Schools are now grappling to implement online solutions in a bid to provide effective teaching and learning to pupils. The shift also prompted demand from affluent parents for private tutoring – an industry with an annual income of over £2bn in the UK alone – keen to shield with online support their children from spring/summer learning loss.
But what about the 28% of pupils in state education deemed as disadvantaged – pupils who may not have access to high bandwidth broadband to facilitate remote learning, and likely won’t have space to work easily in cramped accommodation? Every year, 75,000 of these disadvantaged children leave school without basic qualifications in English and maths.

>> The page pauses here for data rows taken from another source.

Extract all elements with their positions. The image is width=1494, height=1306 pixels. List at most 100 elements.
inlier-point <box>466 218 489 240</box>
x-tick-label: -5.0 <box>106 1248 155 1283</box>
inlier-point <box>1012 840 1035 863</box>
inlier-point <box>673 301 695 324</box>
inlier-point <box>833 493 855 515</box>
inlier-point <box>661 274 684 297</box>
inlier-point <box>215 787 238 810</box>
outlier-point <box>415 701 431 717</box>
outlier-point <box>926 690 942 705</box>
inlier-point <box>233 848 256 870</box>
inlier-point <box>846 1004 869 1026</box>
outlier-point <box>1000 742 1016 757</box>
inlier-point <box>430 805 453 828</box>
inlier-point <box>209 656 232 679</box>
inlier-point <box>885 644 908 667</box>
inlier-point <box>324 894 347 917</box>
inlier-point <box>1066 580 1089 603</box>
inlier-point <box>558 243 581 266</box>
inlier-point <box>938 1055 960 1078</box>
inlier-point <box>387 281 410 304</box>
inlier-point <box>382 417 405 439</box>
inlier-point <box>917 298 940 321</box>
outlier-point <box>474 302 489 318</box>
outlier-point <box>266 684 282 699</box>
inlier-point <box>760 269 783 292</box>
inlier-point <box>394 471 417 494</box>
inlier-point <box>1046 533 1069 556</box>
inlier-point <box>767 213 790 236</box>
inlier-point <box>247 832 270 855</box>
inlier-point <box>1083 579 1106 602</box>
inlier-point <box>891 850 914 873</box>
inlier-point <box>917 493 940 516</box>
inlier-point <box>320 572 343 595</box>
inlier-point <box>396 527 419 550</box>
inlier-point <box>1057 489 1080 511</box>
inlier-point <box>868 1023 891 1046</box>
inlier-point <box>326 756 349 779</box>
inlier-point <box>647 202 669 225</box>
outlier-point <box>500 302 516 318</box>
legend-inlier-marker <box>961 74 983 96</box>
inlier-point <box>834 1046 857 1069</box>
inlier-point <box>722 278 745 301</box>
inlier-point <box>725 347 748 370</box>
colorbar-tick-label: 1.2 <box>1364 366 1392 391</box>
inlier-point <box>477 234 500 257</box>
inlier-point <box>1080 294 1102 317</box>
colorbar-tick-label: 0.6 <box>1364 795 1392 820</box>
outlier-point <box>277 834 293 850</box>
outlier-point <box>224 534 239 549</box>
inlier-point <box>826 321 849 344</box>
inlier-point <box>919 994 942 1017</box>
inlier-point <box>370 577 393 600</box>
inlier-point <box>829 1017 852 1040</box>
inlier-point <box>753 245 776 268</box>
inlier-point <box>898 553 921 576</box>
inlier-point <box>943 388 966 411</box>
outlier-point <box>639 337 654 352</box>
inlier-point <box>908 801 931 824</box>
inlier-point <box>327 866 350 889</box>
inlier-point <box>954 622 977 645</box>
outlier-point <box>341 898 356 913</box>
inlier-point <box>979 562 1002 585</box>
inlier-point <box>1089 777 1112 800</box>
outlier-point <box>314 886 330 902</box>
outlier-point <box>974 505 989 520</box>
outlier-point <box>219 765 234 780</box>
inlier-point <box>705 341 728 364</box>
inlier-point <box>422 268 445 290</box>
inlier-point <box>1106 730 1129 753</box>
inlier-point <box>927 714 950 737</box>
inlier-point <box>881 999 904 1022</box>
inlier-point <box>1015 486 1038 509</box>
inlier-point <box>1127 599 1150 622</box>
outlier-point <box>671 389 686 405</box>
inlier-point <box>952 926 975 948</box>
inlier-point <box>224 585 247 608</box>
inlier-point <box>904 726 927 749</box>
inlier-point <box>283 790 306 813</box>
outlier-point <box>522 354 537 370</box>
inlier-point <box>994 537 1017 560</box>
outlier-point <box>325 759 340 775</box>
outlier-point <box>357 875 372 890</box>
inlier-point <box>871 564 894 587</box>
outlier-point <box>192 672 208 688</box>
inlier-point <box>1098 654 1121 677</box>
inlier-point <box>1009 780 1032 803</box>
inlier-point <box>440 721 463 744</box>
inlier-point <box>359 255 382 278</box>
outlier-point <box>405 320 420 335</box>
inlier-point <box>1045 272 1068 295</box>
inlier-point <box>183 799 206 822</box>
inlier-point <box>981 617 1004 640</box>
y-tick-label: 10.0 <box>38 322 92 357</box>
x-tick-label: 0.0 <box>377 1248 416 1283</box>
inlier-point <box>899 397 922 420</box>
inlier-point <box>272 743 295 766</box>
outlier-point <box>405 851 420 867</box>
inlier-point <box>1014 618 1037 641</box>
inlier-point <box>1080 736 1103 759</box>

Susannah Hardyman is CEO of not-for-profit educational charity, Action Tutoring, a key provider of school-based tutoring solutions provided free to disadvantaged pupils (87% of Action Tutoring’s cohort are eligible for Pupil Premium funding). She is calling upon the government to provide:

  • Catch up funding to enable schools to provide additional tuition for disadvantaged pupils – who are already 18 months behind their more affluent counterparts by the end of secondary school – from falling even further behind.
  • Laptops and broadband access to those who need it to facilitate home learning.